Representing the Foo/Bar relationship, whether it's modeled as a trait or as inheritance, is the ultimate goal here.

Incidentally, to the naive user/query-writer – who is not expected to make schema changes – these two ways will look the same.

Best Answer

Inheritance is one of those features that I wouldn't touch. AFAIK, it's used internally for replication and partitioning in some capacity. I'm not sure if it was even designed with the intent to be used by the end-user.

Concrete Technical Drawbacks

Drawbacks on UNIQUE and REFERENCES

The docs covers some of the drawbacks in the CAVEAT section (below is important).

  • If we declared parent.name to be UNIQUE or a PRIMARY KEY, this would not stop the child table from having rows with names duplicating rows in parent. And those duplicate rows would by default show up in queries from parent. In fact, by default child would have no unique constraint at all, and so could contain multiple rows with the same name. You could add a unique constraint to child, but this would not prevent duplication compared to parent.
  • Similarly, if we were to specify that parent.name REFERENCES some other table, this constraint would not automatically propagate to child. In this case you could work around it by manually adding the same REFERENCES constraint to child.
  • Specifying that another table's column REFERENCES parent(name) would allow the other table to contain parent names, but not child names. There is no good workaround for this case.

Slow progress developing INHERITs

These deficiencies were first mentioned in the docs to 7.3 released in 1996 though they existed since inheritance was implemented

This deficiency will probably be fixed in some future release.

And the only change was to make the deficiencies more explicit and verbose in the docs to 8.0 released in 2010.

These deficiencies will probably be fixed in some future release, but in the meantime considerable care is needed in deciding whether inheritance is useful for your problem.

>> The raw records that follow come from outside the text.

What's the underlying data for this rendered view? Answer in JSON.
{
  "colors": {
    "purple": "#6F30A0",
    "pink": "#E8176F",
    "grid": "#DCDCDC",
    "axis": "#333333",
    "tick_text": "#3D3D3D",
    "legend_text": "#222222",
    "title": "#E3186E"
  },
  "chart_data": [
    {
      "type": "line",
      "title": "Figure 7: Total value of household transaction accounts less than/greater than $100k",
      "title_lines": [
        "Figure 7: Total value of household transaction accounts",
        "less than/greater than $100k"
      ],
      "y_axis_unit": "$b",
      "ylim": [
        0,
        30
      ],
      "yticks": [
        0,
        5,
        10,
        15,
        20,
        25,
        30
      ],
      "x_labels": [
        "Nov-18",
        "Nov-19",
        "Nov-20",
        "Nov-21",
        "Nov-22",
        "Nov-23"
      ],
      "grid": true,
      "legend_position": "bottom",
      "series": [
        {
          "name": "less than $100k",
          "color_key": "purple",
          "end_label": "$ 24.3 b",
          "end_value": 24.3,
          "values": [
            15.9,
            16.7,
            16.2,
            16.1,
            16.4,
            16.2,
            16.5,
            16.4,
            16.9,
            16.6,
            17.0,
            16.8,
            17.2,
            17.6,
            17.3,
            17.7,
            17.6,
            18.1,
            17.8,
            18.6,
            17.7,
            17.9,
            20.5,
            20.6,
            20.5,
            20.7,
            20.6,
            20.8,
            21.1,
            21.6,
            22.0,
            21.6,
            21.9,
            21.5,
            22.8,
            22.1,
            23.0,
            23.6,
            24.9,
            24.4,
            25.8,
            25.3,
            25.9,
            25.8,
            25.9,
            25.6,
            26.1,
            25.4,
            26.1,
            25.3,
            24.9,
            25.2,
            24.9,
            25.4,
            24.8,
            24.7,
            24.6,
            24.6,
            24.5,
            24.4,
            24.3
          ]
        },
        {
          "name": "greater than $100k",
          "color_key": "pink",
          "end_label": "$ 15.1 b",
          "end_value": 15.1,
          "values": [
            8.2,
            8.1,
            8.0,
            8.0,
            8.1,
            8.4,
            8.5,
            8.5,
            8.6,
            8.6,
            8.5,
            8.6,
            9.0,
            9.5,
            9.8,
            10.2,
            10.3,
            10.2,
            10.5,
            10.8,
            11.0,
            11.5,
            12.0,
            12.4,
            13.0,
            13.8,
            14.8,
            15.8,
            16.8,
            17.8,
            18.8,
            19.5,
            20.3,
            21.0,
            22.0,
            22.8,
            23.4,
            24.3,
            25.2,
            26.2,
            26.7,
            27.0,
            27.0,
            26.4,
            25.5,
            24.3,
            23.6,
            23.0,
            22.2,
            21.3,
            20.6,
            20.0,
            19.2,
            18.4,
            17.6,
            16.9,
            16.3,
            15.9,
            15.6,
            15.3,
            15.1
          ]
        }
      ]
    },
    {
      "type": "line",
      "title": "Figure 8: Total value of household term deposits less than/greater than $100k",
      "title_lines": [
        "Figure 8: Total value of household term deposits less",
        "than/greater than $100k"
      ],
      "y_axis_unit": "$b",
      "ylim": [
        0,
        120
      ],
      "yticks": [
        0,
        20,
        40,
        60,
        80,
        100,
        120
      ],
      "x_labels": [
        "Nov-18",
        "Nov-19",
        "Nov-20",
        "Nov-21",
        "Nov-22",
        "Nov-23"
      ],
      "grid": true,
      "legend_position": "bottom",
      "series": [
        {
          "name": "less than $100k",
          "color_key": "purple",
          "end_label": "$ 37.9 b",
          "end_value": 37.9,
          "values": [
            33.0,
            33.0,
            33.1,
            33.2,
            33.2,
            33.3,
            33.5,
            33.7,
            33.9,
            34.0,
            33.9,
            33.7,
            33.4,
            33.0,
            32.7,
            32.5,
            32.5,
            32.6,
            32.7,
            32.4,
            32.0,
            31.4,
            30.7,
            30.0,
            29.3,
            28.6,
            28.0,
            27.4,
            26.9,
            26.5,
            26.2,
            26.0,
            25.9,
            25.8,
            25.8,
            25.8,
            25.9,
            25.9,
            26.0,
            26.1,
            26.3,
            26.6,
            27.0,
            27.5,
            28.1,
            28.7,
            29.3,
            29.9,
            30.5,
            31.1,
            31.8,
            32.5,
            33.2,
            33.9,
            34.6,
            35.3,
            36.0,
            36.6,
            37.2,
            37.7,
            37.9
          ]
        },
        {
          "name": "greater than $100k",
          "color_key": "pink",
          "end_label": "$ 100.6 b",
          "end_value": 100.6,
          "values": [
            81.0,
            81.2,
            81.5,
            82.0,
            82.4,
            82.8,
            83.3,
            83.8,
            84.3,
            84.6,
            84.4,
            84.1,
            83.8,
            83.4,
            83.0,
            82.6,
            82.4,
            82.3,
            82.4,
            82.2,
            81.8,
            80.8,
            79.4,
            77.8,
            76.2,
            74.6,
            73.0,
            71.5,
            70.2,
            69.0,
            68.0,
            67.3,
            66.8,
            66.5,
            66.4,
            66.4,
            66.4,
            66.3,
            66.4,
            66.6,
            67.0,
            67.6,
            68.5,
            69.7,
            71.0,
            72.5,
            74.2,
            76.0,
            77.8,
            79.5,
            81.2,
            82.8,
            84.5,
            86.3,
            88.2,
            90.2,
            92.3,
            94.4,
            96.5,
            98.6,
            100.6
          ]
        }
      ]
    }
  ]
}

Good luck waiting for that some future release. And, some of the things you talk about features just aren't unique to composition,

Saving a "key" is moot

  • no surrogate key on 'sometype', it's explicitly a composition

How is that different from making sometype an attribute list, and linking directly to it?

CREATE TABLE sometype (sometype_name text PRIMARY KEY);
CREATE TABLE foo (foo_id serial PRIMARY KEY);
CREATE TABLE foo_sometype (
  foo_id int REFERENCES foo,
  sometype_name text REFERENCES sometype,
  PRIMARY KEY ( foo_id, sometype_name )
);

Now you don't even have to join foo_sometype to sometype to get sometype.sometype_name.

Table Partitioning

All of those problems aside, it gets even worse with the upcoming PostgreSQL 10 release of table partitioning

Multiple inheritance is not allowed, and partitioning and inheritance can't be mixed

So you want inheritance? Forgo partitioning, which actually has real planner advantages.

ALTER TABLE

Alas, ALTER TABLE has quite a few drawbacks listed in its notes as well,

If a table has any descendant tables, it is not permitted to add, rename, or change the type of a column, or rename an inherited constraint in the parent table without doing the same to the descendants. That is, ALTER TABLE ONLY will be rejected. This ensures that the descendants always have columns matching the parent. [...] A recursive DROP COLUMN operation will remove a descendant table's column only if the descendant does not inherit that column from any other parents and never had an independent definition of the column. A nonrecursive DROP COLUMN (i.e., ALTER TABLE ONLY ... DROP COLUMN) never removes any descendant columns, but instead marks them as independently defined rather than inherited. [...] The TRIGGER, CLUSTER, OWNER, and TABLESPACE actions never recurse to descendant tables; that is, they always act as though ONLY were specified. Adding a constraint recurses only for CHECK constraints that are not marked NO INHERIT.

Conclusion

I don't think many people use inheritance. I've never seen it in the wild. Inheritance in the db adds to the learning curve and some features are just better left alone. You don't have to find an application for them.

You may find this post on Stack Overflow useful, "When to use inherited tables in PostgreSQL?".